Treatment regimens were not assessed. Therefore, the question how best to treat patients with CKD and PH/PAH remains unresolved. Although information on specific PAH treatment or clinical outcome would be of interest, it would necessitate a controlled, prospective study analyzing clinical end points with specific PAH treatment and requiring a follow-up period of several years and the recruitment of a large patient cohort. With the exception of isolated case reports [22], the efficacy of current medical therapeutics for PAH such as prostanoids, endothelin receptor antagonists and phosphodiesterase-5 inhibitors have not been studied in CKD patients.

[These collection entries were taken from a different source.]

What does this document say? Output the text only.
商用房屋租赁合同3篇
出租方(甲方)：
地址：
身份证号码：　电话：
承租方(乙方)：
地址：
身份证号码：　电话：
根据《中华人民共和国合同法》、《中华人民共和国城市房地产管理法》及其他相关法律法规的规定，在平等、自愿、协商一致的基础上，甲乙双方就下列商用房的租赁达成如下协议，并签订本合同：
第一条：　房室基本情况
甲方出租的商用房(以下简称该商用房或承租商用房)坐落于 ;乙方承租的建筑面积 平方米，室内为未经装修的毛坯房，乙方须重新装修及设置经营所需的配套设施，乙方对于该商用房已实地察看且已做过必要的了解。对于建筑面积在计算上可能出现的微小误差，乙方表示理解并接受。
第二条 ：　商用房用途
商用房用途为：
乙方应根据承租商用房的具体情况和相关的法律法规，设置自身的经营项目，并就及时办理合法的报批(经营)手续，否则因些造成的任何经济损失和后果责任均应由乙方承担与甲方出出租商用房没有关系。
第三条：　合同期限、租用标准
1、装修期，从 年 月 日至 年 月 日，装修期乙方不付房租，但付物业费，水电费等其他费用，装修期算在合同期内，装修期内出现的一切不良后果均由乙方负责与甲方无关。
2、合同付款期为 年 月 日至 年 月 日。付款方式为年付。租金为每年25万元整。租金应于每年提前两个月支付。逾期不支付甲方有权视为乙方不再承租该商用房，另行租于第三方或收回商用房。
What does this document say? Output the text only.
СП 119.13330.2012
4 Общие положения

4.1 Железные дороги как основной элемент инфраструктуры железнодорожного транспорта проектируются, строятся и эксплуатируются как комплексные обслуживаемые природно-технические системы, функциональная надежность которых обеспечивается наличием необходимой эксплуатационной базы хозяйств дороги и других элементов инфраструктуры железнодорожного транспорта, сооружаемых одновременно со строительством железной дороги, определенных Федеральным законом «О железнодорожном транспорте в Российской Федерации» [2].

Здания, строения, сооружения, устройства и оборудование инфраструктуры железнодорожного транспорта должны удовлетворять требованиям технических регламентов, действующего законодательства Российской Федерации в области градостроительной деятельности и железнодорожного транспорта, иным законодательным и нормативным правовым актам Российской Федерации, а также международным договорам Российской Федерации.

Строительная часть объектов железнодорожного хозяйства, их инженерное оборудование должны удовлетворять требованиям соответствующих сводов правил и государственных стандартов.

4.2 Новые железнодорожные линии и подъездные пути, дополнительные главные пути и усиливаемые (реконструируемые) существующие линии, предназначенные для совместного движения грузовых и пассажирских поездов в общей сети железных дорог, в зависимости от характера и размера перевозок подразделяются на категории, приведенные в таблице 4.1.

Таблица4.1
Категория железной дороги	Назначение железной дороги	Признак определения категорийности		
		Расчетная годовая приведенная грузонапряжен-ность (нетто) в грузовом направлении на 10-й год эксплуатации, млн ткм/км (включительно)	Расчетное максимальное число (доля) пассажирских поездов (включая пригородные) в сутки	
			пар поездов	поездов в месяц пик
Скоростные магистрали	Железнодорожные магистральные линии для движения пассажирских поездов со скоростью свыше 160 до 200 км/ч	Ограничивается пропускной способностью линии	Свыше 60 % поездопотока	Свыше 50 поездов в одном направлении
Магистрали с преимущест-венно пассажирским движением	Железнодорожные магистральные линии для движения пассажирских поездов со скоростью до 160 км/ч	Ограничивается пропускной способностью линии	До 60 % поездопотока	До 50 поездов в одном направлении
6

In conclusion, this study provides evidence that precapillary PH is a common co-morbidity in CKD patients on dialysis. End-stage kidney disease and/or hemodialysis rather than the renal insufficiency itself seems to be the main determining risk factor for developing precapillary PH. Diagnostic RHC should be performed after dialysis to diferentiate precapillary from postcapillary PH.